You'll get that $$\langle P(x),P(y)\rangle = x_1y_1+x_2y_2-x_3y_3-x_4y_4$$ which has an obvious totally isotropic 2-dimensional subspace, namely $x_1=x_3,x_2=x_4$.
Then write $n=4m+d$ and decompose $k^n$ as $m$ copies of $k^4$ and one copy of $k^d$, all mutually orthogonal.
We get a totally $\langle.,.\rangle$-isotropic $2m$-dimensional subspace in the $m$ copies of $k^4$,
If $d=0$ or $d=1$ then this is optimal.
If $d=3$ then there is an additional isotropic vector in the copy of $k^d$, namely the vector $(a,b,1)$, so this is optimal again.
For the remaining case $d=2$, I don't know.
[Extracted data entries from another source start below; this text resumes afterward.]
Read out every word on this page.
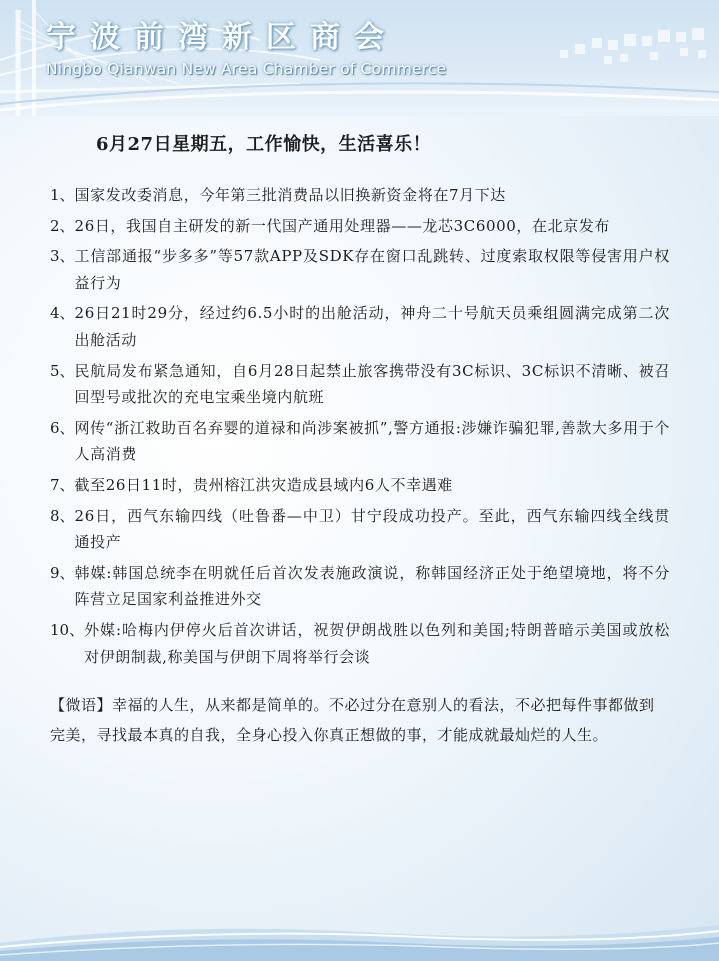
宁波前湾新区商会
Ningbo Qianwan New Area Chamber of Commerce
6月27日星期五，工作愉快，生活喜乐！
1、 国家发改委消息，今年第三批消费品以旧换新资金将在7月下达
2、 26日，我国自主研发的新一代国产通用处理器——龙芯3C6000，在北京发布
3、 工信部通报“步多多”等57款APP及SDK存在窗口乱跳转、过度索取权限等侵害用户权益行为
4、 26日21时29分，经过约6.5小时的出舱活动，神舟二十号航天员乘组圆满完成第二次出舱活动
5、 民航局发布紧急通知，自6月28日起禁止旅客携带没有3C标识、3C标识不清晰、被召回型号或批次的充电宝乘坐境内航班
6、 网传“浙江救助百名弃婴的道禄和尚涉案被抓”,警方通报:涉嫌诈骗犯罪,善款大多用于个人高消费
7、 截至26日11时，贵州榕江洪灾造成县域内6人不幸遇难
8、 26日，西气东输四线（吐鲁番—中卫）甘宁段成功投产。至此，西气东输四线全线贯通投产
9、 韩媒:韩国总统李在明就任后首次发表施政演说，称韩国经济正处于绝望境地，将不分阵营立足国家利益推进外交
10、 外媒:哈梅内伊停火后首次讲话，祝贺伊朗战胜以色列和美国;特朗普暗示美国或放松对伊朗制裁,称美国与伊朗下周将举行会谈
【微语】幸福的人生，从来都是简单的。不必过分在意别人的看法，不必把每件事都做到完美，寻找最本真的自我，全身心投入你真正想做的事，才能成就最灿烂的人生。
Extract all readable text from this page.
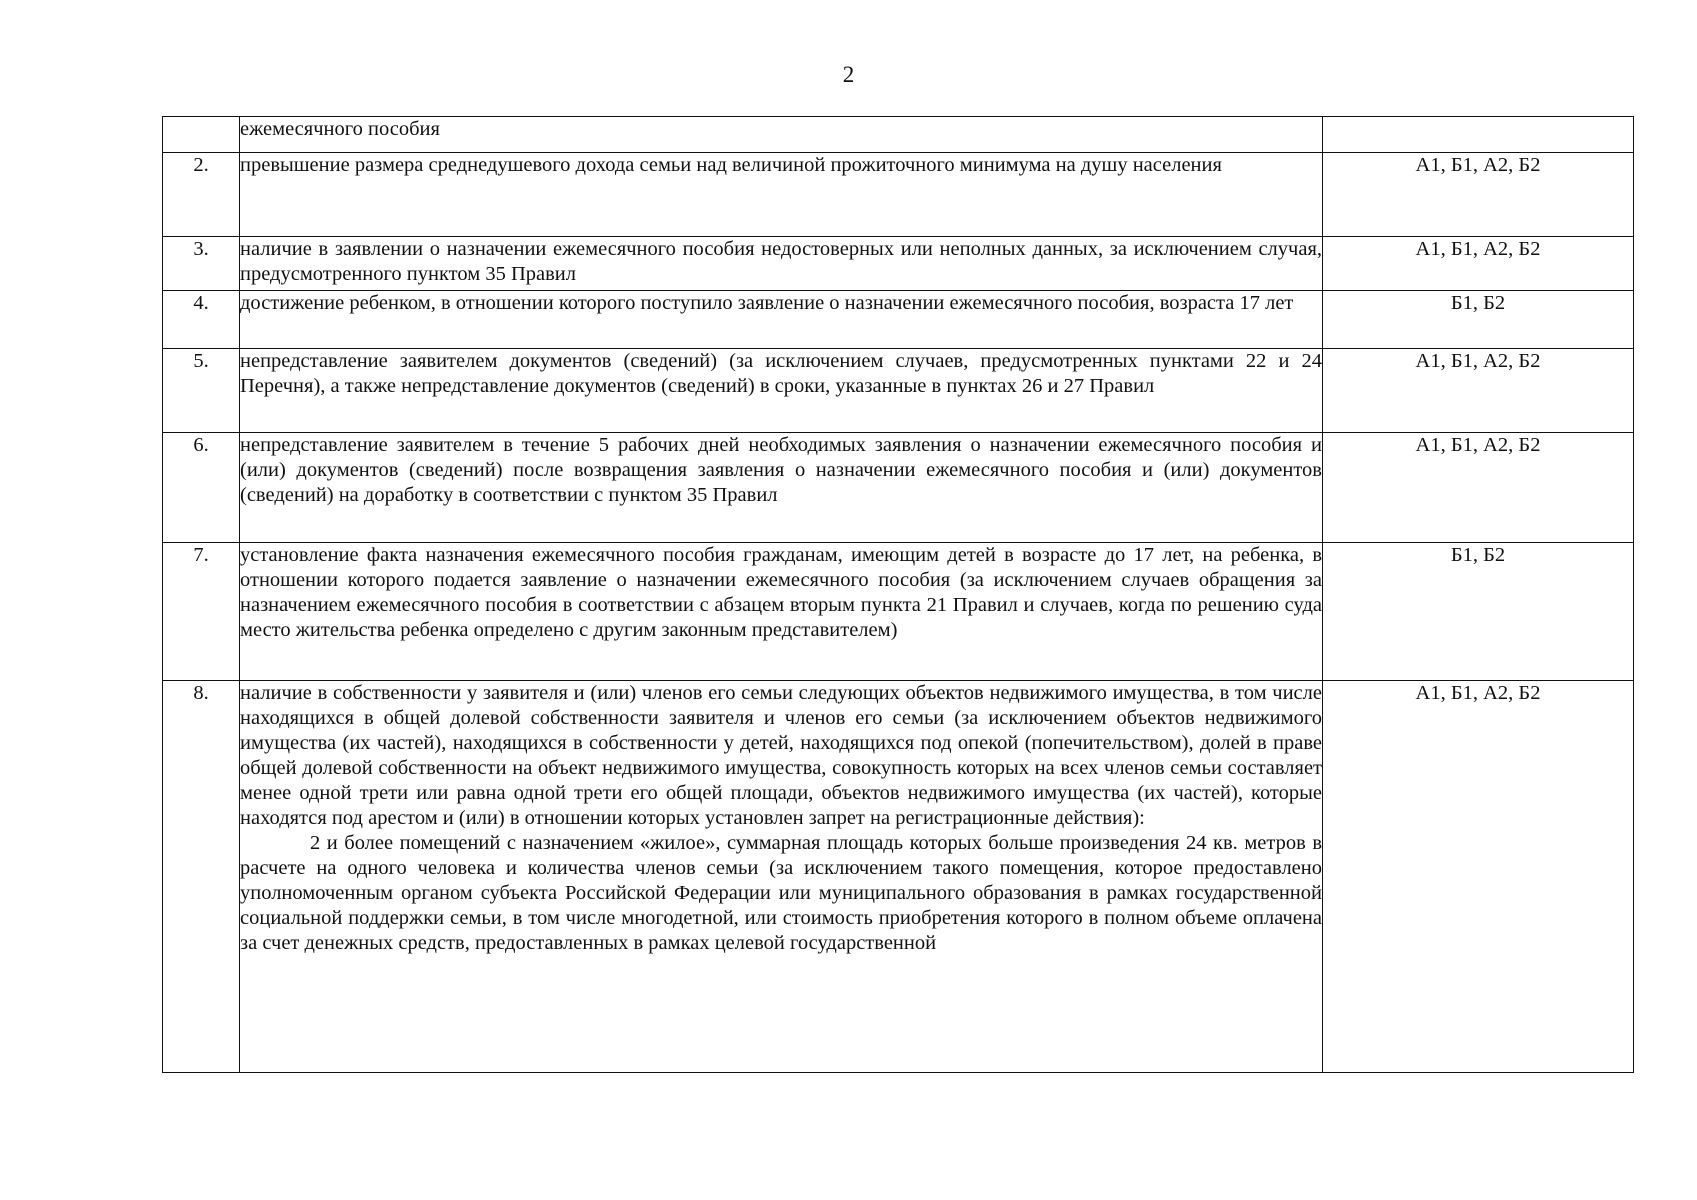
2

	ежемесячного пособия	

2.	превышение размера среднедушевого дохода семьи над величиной прожиточного минимума на душу населения	А1, Б1, А2, Б2
3.	наличие в заявлении о назначении ежемесячного пособия недостоверных или неполных данных, за исключением случая, предусмотренного пунктом 35 Правил	А1, Б1, А2, Б2
4.	достижение ребенком, в отношении которого поступило заявление о назначении ежемесячного пособия, возраста 17 лет	Б1, Б2
5.	непредставление заявителем документов (сведений) (за исключением случаев, предусмотренных пунктами 22 и 24 Перечня), а также непредставление документов (сведений) в сроки, указанные в пунктах 26 и 27 Правил	А1, Б1, А2, Б2
6.	непредставление заявителем в течение 5 рабочих дней необходимых заявления о назначении ежемесячного пособия и (или) документов (сведений) после возвращения заявления о назначении ежемесячного пособия и (или) документов (сведений) на доработку в соответствии с пунктом 35 Правил	А1, Б1, А2, Б2
7.	установление факта назначения ежемесячного пособия гражданам, имеющим детей в возрасте до 17 лет, на ребенка, в отношении которого подается заявление о назначении ежемесячного пособия (за исключением случаев обращения за назначением ежемесячного пособия в соответствии с абзацем вторым пункта 21 Правил и случаев, когда по решению суда место жительства ребенка определено с другим законным представителем)	Б1, Б2
8.	наличие в собственности у заявителя и (или) членов его семьи следующих объектов недвижимого имущества, в том числе находящихся в общей долевой собственности заявителя и членов его семьи (за исключением объектов недвижимого имущества (их частей), находящихся в собственности у детей, находящихся под опекой (попечительством), долей в праве общей долевой собственности на объект недвижимого имущества, совокупность которых на всех членов семьи составляет менее одной трети или равна одной трети его общей площади, объектов недвижимого имущества (их частей), которые находятся под арестом и (или) в отношении которых установлен запрет на регистрационные действия):
2 и более помещений с назначением «жилое», суммарная площадь которых больше произведения 24 кв. метров в расчете на одного человека и количества членов семьи (за исключением такого помещения, которое предоставлено уполномоченным органом субъекта Российской Федерации или муниципального образования в рамках государственной социальной поддержки семьи, в том числе многодетной, или стоимость приобретения которого в полном объеме оплачена за счет денежных средств, предоставленных в рамках целевой государственной	А1, Б1, А2, Б2
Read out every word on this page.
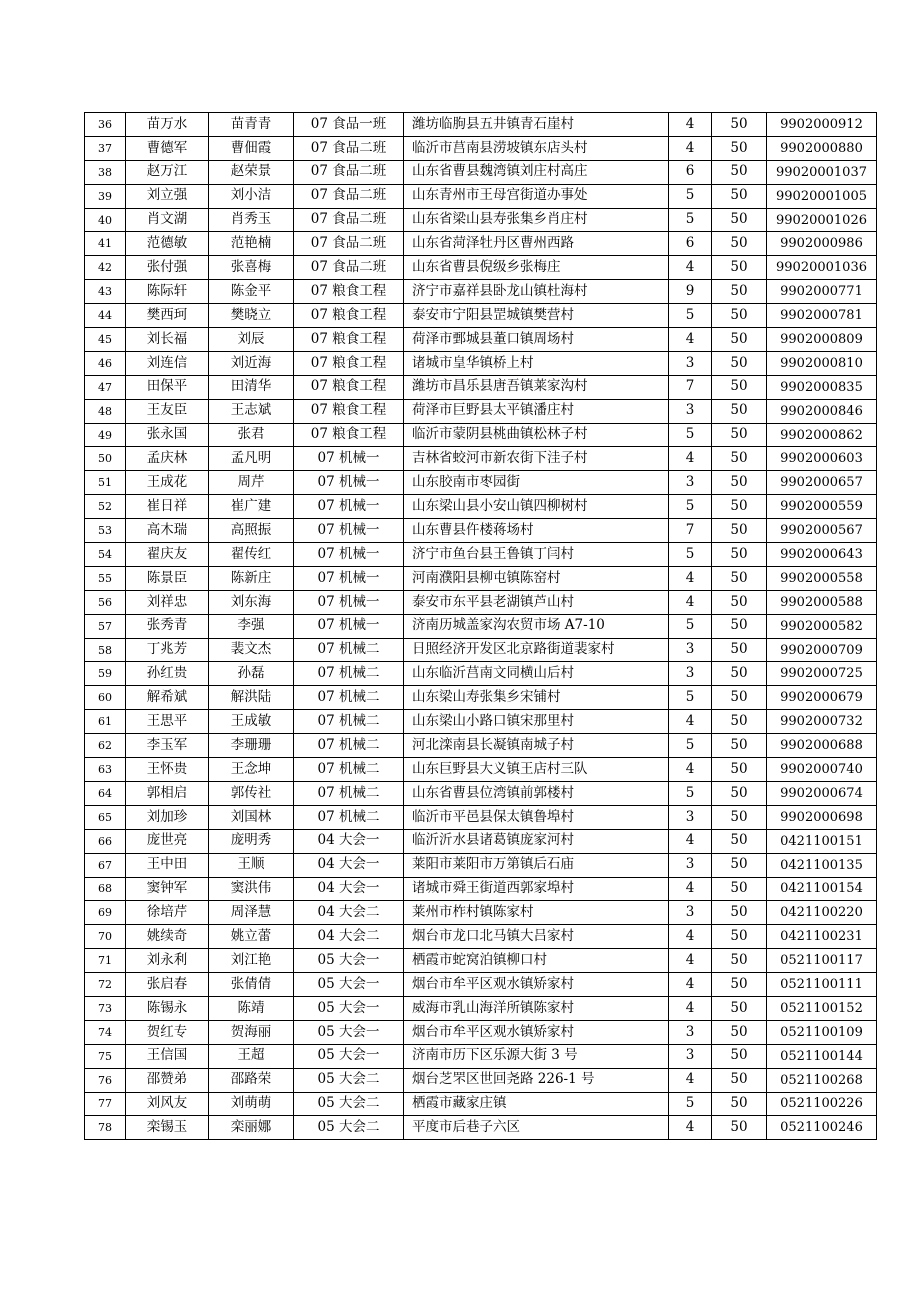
36	苗万水	苗青青	07 食品一班	潍坊临朐县五井镇青石崖村	4	50	9902000912
37	曹德军	曹佃霞	07 食品二班	临沂市莒南县涝坡镇东店头村	4	50	9902000880
38	赵万江	赵荣景	07 食品二班	山东省曹县魏湾镇刘庄村高庄	6	50	99020001037
39	刘立强	刘小洁	07 食品二班	山东青州市王母宫街道办事处	5	50	99020001005
40	肖文湖	肖秀玉	07 食品二班	山东省梁山县寿张集乡肖庄村	5	50	99020001026
41	范德敏	范艳楠	07 食品二班	山东省菏泽牡丹区曹州西路	6	50	9902000986
42	张付强	张喜梅	07 食品二班	山东省曹县倪级乡张梅庄	4	50	99020001036
43	陈际轩	陈金平	07 粮食工程	济宁市嘉祥县卧龙山镇杜海村	9	50	9902000771
44	樊西珂	樊晓立	07 粮食工程	泰安市宁阳县罡城镇樊营村	5	50	9902000781
45	刘长福	刘辰	07 粮食工程	荷泽市鄄城县董口镇周场村	4	50	9902000809
46	刘连信	刘近海	07 粮食工程	诸城市皇华镇桥上村	3	50	9902000810
47	田保平	田清华	07 粮食工程	潍坊市昌乐县唐吾镇莱家沟村	7	50	9902000835
48	王友臣	王志斌	07 粮食工程	荷泽市巨野县太平镇潘庄村	3	50	9902000846
49	张永国	张君	07 粮食工程	临沂市蒙阴县桃曲镇松林子村	5	50	9902000862
50	孟庆林	孟凡明	07 机械一	吉林省蛟河市新农街下洼子村	4	50	9902000603
51	王成花	周芹	07 机械一	山东胶南市枣园街	3	50	9902000657
52	崔日祥	崔广建	07 机械一	山东梁山县小安山镇四柳树村	5	50	9902000559
53	高木瑞	高照振	07 机械一	山东曹县仵楼蒋场村	7	50	9902000567
54	翟庆友	翟传红	07 机械一	济宁市鱼台县王鲁镇丁闫村	5	50	9902000643
55	陈景臣	陈新庄	07 机械一	河南濮阳县柳屯镇陈窑村	4	50	9902000558
56	刘祥忠	刘东海	07 机械一	泰安市东平县老湖镇芦山村	4	50	9902000588
57	张秀青	李强	07 机械一	济南历城盖家沟农贸市场 A7-10	5	50	9902000582
58	丁兆芳	裴文杰	07 机械二	日照经济开发区北京路街道裴家村	3	50	9902000709
59	孙红贵	孙磊	07 机械二	山东临沂莒南文同横山后村	3	50	9902000725
60	解希斌	解洪陆	07 机械二	山东梁山寿张集乡宋铺村	5	50	9902000679
61	王思平	王成敏	07 机械二	山东梁山小路口镇宋那里村	4	50	9902000732
62	李玉军	李珊珊	07 机械二	河北滦南县长凝镇南城子村	5	50	9902000688
63	王怀贵	王念坤	07 机械二	山东巨野县大义镇王店村三队	4	50	9902000740
64	郭相启	郭传社	07 机械二	山东省曹县位湾镇前郭楼村	5	50	9902000674
65	刘加珍	刘国林	07 机械二	临沂市平邑县保太镇鲁埠村	3	50	9902000698
66	庞世亮	庞明秀	04 大会一	临沂沂水县诸葛镇庞家河村	4	50	0421100151
67	王中田	王顺	04 大会一	莱阳市莱阳市万第镇后石庙	3	50	0421100135
68	窦钟军	窦洪伟	04 大会一	诸城市舜王街道西郭家埠村	4	50	0421100154
69	徐培芹	周泽慧	04 大会二	莱州市柞村镇陈家村	3	50	0421100220
70	姚续奇	姚立蕾	04 大会二	烟台市龙口北马镇大吕家村	4	50	0421100231
71	刘永利	刘江艳	05 大会一	栖霞市蛇窝泊镇柳口村	4	50	0521100117
72	张启春	张倩倩	05 大会一	烟台市牟平区观水镇矫家村	4	50	0521100111
73	陈锡永	陈靖	05 大会一	威海市乳山海洋所镇陈家村	4	50	0521100152
74	贺红专	贺海丽	05 大会一	烟台市牟平区观水镇矫家村	3	50	0521100109
75	王信国	王超	05 大会一	济南市历下区乐源大街 3 号	3	50	0521100144
76	邵赞弟	邵路荣	05 大会二	烟台芝罘区世回尧路 226-1 号	4	50	0521100268
77	刘风友	刘萌萌	05 大会二	栖霞市藏家庄镇	5	50	0521100226
78	栾锡玉	栾丽娜	05 大会二	平度市后巷子六区	4	50	0521100246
For $n=2$ there is a $n/2$ totally isotropic subspace of $k^n$ iff $t^2+1$ has a root in $k$. No idea if it stays true for $n=6$ as well.
Supplementing reuns's excellent answer with the following.
Result: If $n\equiv2\pmod4$ and $-1$ is not a square in the field $K=\Bbb{F}_q$, then the space $K^n$, equipped with the standard bilinear form, does not have an $n/2$-dimensional totally isotropic subspace.
Proof. Write $k=n/2$, so $k$ is odd. Assume contrariwise that $V$ is a totally isotropic subspace. Let $g_1,g_2,\ldots,g_k$ be a basis of $V$. Let $A$ be the $k\times 2k$ matrix with rows $g_1,\ldots,g_k$. Without loss of generality we can assume that $A$ is in a reduced row echelon form. By shuffling the columns, if necessary, we can further assume that $A$ has the block form $$ A=\left(\,I_k\,\vert\, B\,\right) $$ where $B$ is some $k\times k$ matrix.
The assumption about total isotropicity is equivalent to the requirement $AA^T=0_{k\times k}$. By expanding the matrix product in block form we see that this is equivalent to the requirement $$ BB^T=-I_k. \qquad(*) $$ Let's look at the determinants. On the left hand side of $(*)$ we have $(\det B)^2$. On the right hand side we have $(-1)^k$. As $-1$ was not assumed to be a square, and $k$ is odd, this is a contradiction.